No one knows the route better than Major League Baseball. It cleared that trail thoroughly during the steroids era.

That’s one reason I’m 100% in favor of getting Barry Bonds and Roger Clemens into the Baseball Hall of Fame. MLB made vast profits from the Bonds-vs.-McGwire-vs.-Sosa home run battles. Stadiums were built from the revenue of those exploits. And the league knew all along that something was shady.

Fortunately, MLB didn’t try to come back after the fact and say oops, our bad, please disregard all the amazing numbers of that era.

Unfortunately, it has been left to sportswriters to weigh the merits of the guilty players and decide whether we should all pretend or not.

That’s too easy for Major League Baseball officials.
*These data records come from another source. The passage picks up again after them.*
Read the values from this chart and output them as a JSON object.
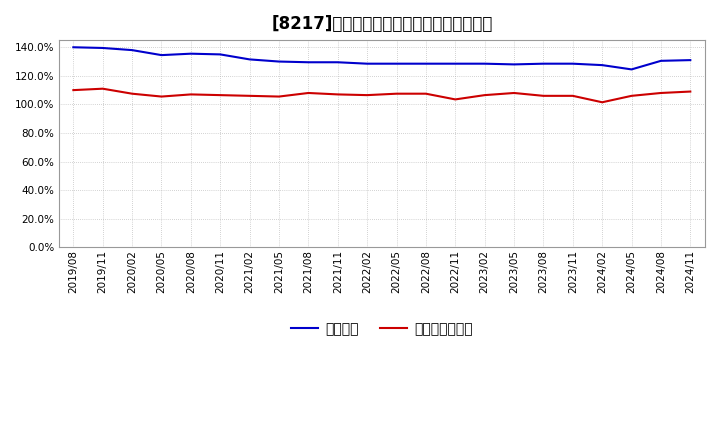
{
  "title": "[8217]　固定比率、固定長期適合率の推移",
  "x_labels": [
    "2019/08",
    "2019/11",
    "2020/02",
    "2020/05",
    "2020/08",
    "2020/11",
    "2021/02",
    "2021/05",
    "2021/08",
    "2021/11",
    "2022/02",
    "2022/05",
    "2022/08",
    "2022/11",
    "2023/02",
    "2023/05",
    "2023/08",
    "2023/11",
    "2024/02",
    "2024/05",
    "2024/08",
    "2024/11"
  ],
  "fixed_ratio": [
    140.0,
    139.5,
    138.0,
    134.5,
    135.5,
    135.0,
    131.5,
    130.0,
    129.5,
    129.5,
    128.5,
    128.5,
    128.5,
    128.5,
    128.5,
    128.0,
    128.5,
    128.5,
    127.5,
    124.5,
    130.5,
    131.0
  ],
  "fixed_lt_ratio": [
    110.0,
    111.0,
    107.5,
    105.5,
    107.0,
    106.5,
    106.0,
    105.5,
    108.0,
    107.0,
    106.5,
    107.5,
    107.5,
    103.5,
    106.5,
    108.0,
    106.0,
    106.0,
    101.5,
    106.0,
    108.0,
    109.0
  ],
  "line1_color": "#0000cc",
  "line2_color": "#cc0000",
  "line1_label": "固定比率",
  "line2_label": "固定長期適合率",
  "ylim": [
    0,
    145
  ],
  "yticks": [
    0,
    20,
    40,
    60,
    80,
    100,
    120,
    140
  ],
  "background_color": "#ffffff",
  "grid_color": "#aaaaaa",
  "title_fontsize": 12,
  "legend_fontsize": 10,
  "tick_fontsize": 7.5
}
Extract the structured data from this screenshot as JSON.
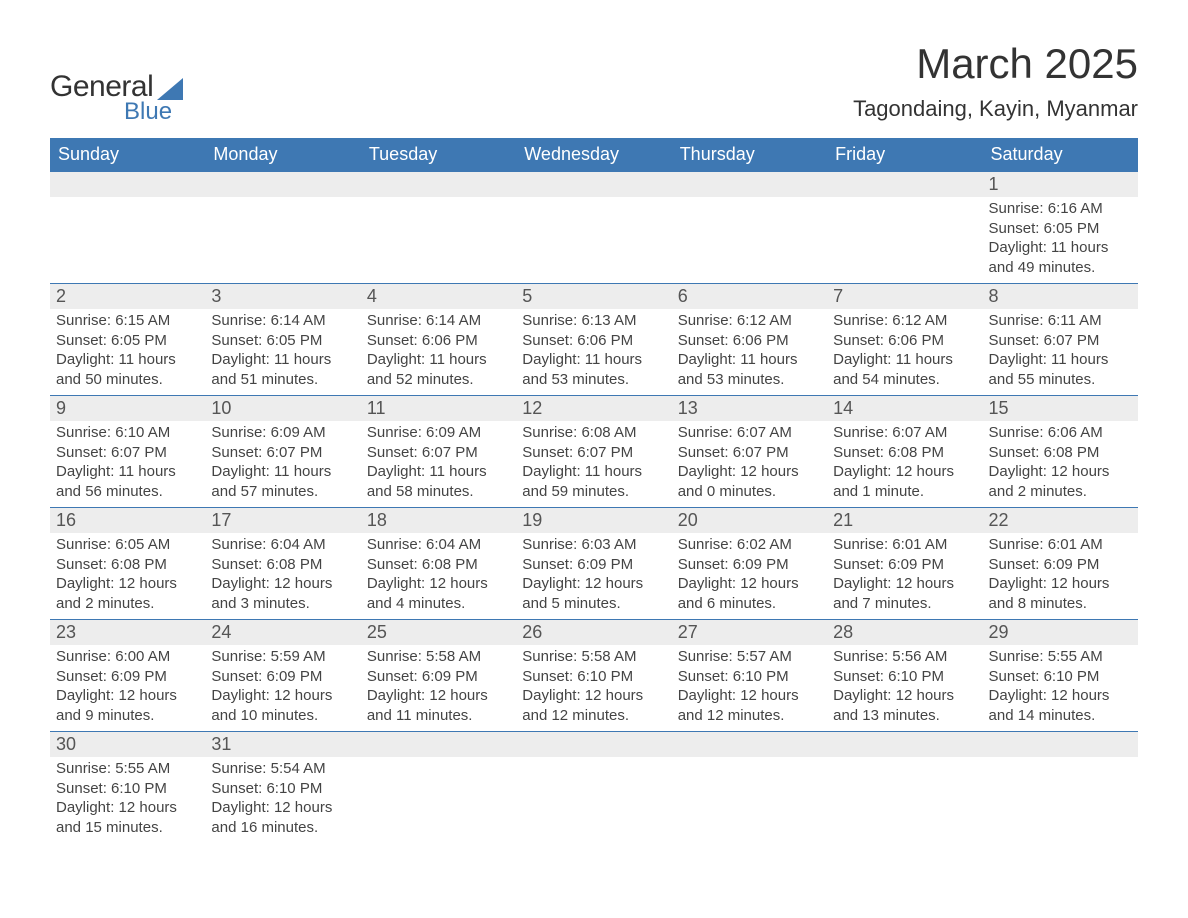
{
  "brand": {
    "general": "General",
    "blue": "Blue"
  },
  "title": "March 2025",
  "location": "Tagondaing, Kayin, Myanmar",
  "colors": {
    "header_bg": "#3e78b3",
    "header_text": "#ffffff",
    "daynum_bg": "#ededed",
    "row_border": "#3e78b3",
    "body_text": "#444444",
    "title_text": "#333333"
  },
  "font": {
    "family": "Arial",
    "title_size_pt": 32,
    "location_size_pt": 17,
    "header_size_pt": 14,
    "daynum_size_pt": 14,
    "cell_size_pt": 11
  },
  "weekdays": [
    "Sunday",
    "Monday",
    "Tuesday",
    "Wednesday",
    "Thursday",
    "Friday",
    "Saturday"
  ],
  "grid": {
    "rows": 6,
    "cols": 7
  },
  "weeks": [
    [
      null,
      null,
      null,
      null,
      null,
      null,
      {
        "n": "1",
        "sr": "Sunrise: 6:16 AM",
        "ss": "Sunset: 6:05 PM",
        "d1": "Daylight: 11 hours",
        "d2": "and 49 minutes."
      }
    ],
    [
      {
        "n": "2",
        "sr": "Sunrise: 6:15 AM",
        "ss": "Sunset: 6:05 PM",
        "d1": "Daylight: 11 hours",
        "d2": "and 50 minutes."
      },
      {
        "n": "3",
        "sr": "Sunrise: 6:14 AM",
        "ss": "Sunset: 6:05 PM",
        "d1": "Daylight: 11 hours",
        "d2": "and 51 minutes."
      },
      {
        "n": "4",
        "sr": "Sunrise: 6:14 AM",
        "ss": "Sunset: 6:06 PM",
        "d1": "Daylight: 11 hours",
        "d2": "and 52 minutes."
      },
      {
        "n": "5",
        "sr": "Sunrise: 6:13 AM",
        "ss": "Sunset: 6:06 PM",
        "d1": "Daylight: 11 hours",
        "d2": "and 53 minutes."
      },
      {
        "n": "6",
        "sr": "Sunrise: 6:12 AM",
        "ss": "Sunset: 6:06 PM",
        "d1": "Daylight: 11 hours",
        "d2": "and 53 minutes."
      },
      {
        "n": "7",
        "sr": "Sunrise: 6:12 AM",
        "ss": "Sunset: 6:06 PM",
        "d1": "Daylight: 11 hours",
        "d2": "and 54 minutes."
      },
      {
        "n": "8",
        "sr": "Sunrise: 6:11 AM",
        "ss": "Sunset: 6:07 PM",
        "d1": "Daylight: 11 hours",
        "d2": "and 55 minutes."
      }
    ],
    [
      {
        "n": "9",
        "sr": "Sunrise: 6:10 AM",
        "ss": "Sunset: 6:07 PM",
        "d1": "Daylight: 11 hours",
        "d2": "and 56 minutes."
      },
      {
        "n": "10",
        "sr": "Sunrise: 6:09 AM",
        "ss": "Sunset: 6:07 PM",
        "d1": "Daylight: 11 hours",
        "d2": "and 57 minutes."
      },
      {
        "n": "11",
        "sr": "Sunrise: 6:09 AM",
        "ss": "Sunset: 6:07 PM",
        "d1": "Daylight: 11 hours",
        "d2": "and 58 minutes."
      },
      {
        "n": "12",
        "sr": "Sunrise: 6:08 AM",
        "ss": "Sunset: 6:07 PM",
        "d1": "Daylight: 11 hours",
        "d2": "and 59 minutes."
      },
      {
        "n": "13",
        "sr": "Sunrise: 6:07 AM",
        "ss": "Sunset: 6:07 PM",
        "d1": "Daylight: 12 hours",
        "d2": "and 0 minutes."
      },
      {
        "n": "14",
        "sr": "Sunrise: 6:07 AM",
        "ss": "Sunset: 6:08 PM",
        "d1": "Daylight: 12 hours",
        "d2": "and 1 minute."
      },
      {
        "n": "15",
        "sr": "Sunrise: 6:06 AM",
        "ss": "Sunset: 6:08 PM",
        "d1": "Daylight: 12 hours",
        "d2": "and 2 minutes."
      }
    ],
    [
      {
        "n": "16",
        "sr": "Sunrise: 6:05 AM",
        "ss": "Sunset: 6:08 PM",
        "d1": "Daylight: 12 hours",
        "d2": "and 2 minutes."
      },
      {
        "n": "17",
        "sr": "Sunrise: 6:04 AM",
        "ss": "Sunset: 6:08 PM",
        "d1": "Daylight: 12 hours",
        "d2": "and 3 minutes."
      },
      {
        "n": "18",
        "sr": "Sunrise: 6:04 AM",
        "ss": "Sunset: 6:08 PM",
        "d1": "Daylight: 12 hours",
        "d2": "and 4 minutes."
      },
      {
        "n": "19",
        "sr": "Sunrise: 6:03 AM",
        "ss": "Sunset: 6:09 PM",
        "d1": "Daylight: 12 hours",
        "d2": "and 5 minutes."
      },
      {
        "n": "20",
        "sr": "Sunrise: 6:02 AM",
        "ss": "Sunset: 6:09 PM",
        "d1": "Daylight: 12 hours",
        "d2": "and 6 minutes."
      },
      {
        "n": "21",
        "sr": "Sunrise: 6:01 AM",
        "ss": "Sunset: 6:09 PM",
        "d1": "Daylight: 12 hours",
        "d2": "and 7 minutes."
      },
      {
        "n": "22",
        "sr": "Sunrise: 6:01 AM",
        "ss": "Sunset: 6:09 PM",
        "d1": "Daylight: 12 hours",
        "d2": "and 8 minutes."
      }
    ],
    [
      {
        "n": "23",
        "sr": "Sunrise: 6:00 AM",
        "ss": "Sunset: 6:09 PM",
        "d1": "Daylight: 12 hours",
        "d2": "and 9 minutes."
      },
      {
        "n": "24",
        "sr": "Sunrise: 5:59 AM",
        "ss": "Sunset: 6:09 PM",
        "d1": "Daylight: 12 hours",
        "d2": "and 10 minutes."
      },
      {
        "n": "25",
        "sr": "Sunrise: 5:58 AM",
        "ss": "Sunset: 6:09 PM",
        "d1": "Daylight: 12 hours",
        "d2": "and 11 minutes."
      },
      {
        "n": "26",
        "sr": "Sunrise: 5:58 AM",
        "ss": "Sunset: 6:10 PM",
        "d1": "Daylight: 12 hours",
        "d2": "and 12 minutes."
      },
      {
        "n": "27",
        "sr": "Sunrise: 5:57 AM",
        "ss": "Sunset: 6:10 PM",
        "d1": "Daylight: 12 hours",
        "d2": "and 12 minutes."
      },
      {
        "n": "28",
        "sr": "Sunrise: 5:56 AM",
        "ss": "Sunset: 6:10 PM",
        "d1": "Daylight: 12 hours",
        "d2": "and 13 minutes."
      },
      {
        "n": "29",
        "sr": "Sunrise: 5:55 AM",
        "ss": "Sunset: 6:10 PM",
        "d1": "Daylight: 12 hours",
        "d2": "and 14 minutes."
      }
    ],
    [
      {
        "n": "30",
        "sr": "Sunrise: 5:55 AM",
        "ss": "Sunset: 6:10 PM",
        "d1": "Daylight: 12 hours",
        "d2": "and 15 minutes."
      },
      {
        "n": "31",
        "sr": "Sunrise: 5:54 AM",
        "ss": "Sunset: 6:10 PM",
        "d1": "Daylight: 12 hours",
        "d2": "and 16 minutes."
      },
      null,
      null,
      null,
      null,
      null
    ]
  ]
}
They should have gotten it right the first time. They should have been investigating the Houston Astros at least three years ago.

Maybe then the Astros wouldn’t have won that World Series in 2017, wouldn’t have eliminated the New York Yankees in two American League championship series in three years, wouldn’t have relegated the second-place A’s to treacherous wild-card games. But that’s not what happened, and we all know it.

Let the Astros fly that World Series banner. It shouldn’t be confiscated. It should stand as a reminder of MLB’s weakness and complicity.